After proforming a test at college, I am left to write a report about it. I am now stuck and need help explaining when when you double R-L-C in turn in the circuit you have the same, larger or smaller bandwidth.

Here are my results, i cant show you the circuit as I dont have multisim8 on this PC.

RESULTS Resonant frequency Hz Amplitude at resonance
dB Bandwidth Hz
f2 - f1
R = 80 ohms
L = 40 mH
C = 400 nF 1.254K -38.191 321
Resistance doubled
R = 160 ohms
L = 40 mH
C = 400 nF 1.254K -44.142 645.761
Inductance doubled
R = 80 ohms
L= 80mH
C = 400nF 887.692 -38.212 161.742
Capacitance doubled
R = 80 ohms
L = 40 mH
C = 800nF 887.692 -38.18 324.985

So as you can see, I can tell where the bandwidth is the same or increased / decreased, but I don't understand why if you double the inducatance you get a lower Bandwidth, and if you double the capaistance you get the same... I believe with the resistance doubled you have a much larger bandwidth as you have much less gain (if you plot gain vs. frequncy).

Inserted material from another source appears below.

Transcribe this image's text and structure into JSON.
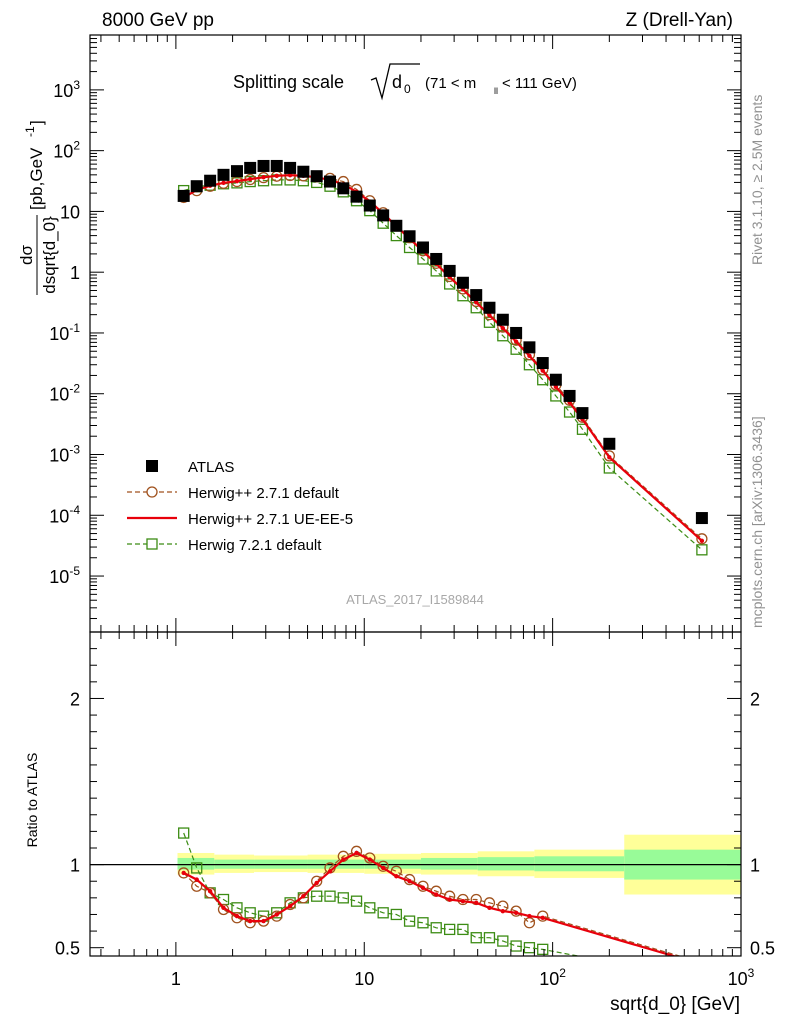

Any help tonight would be very helpful.

#### edgetrigger

Joined Dec 19, 2010
133
The ratio of center frequency(resonant frequency) to its bandwidth is called as q factor

Q = fc /(f2-f1) or f2-f1 = fc/Q --- eq1

Q is also = √L/ (R√C) ----- eq2

with increase in L, Q increases square root times L as per eq2 and as per eq1 bandwidth will decrease.

If C is increased Q will reduce quare root times C as per eq2 so bandwidth will increase.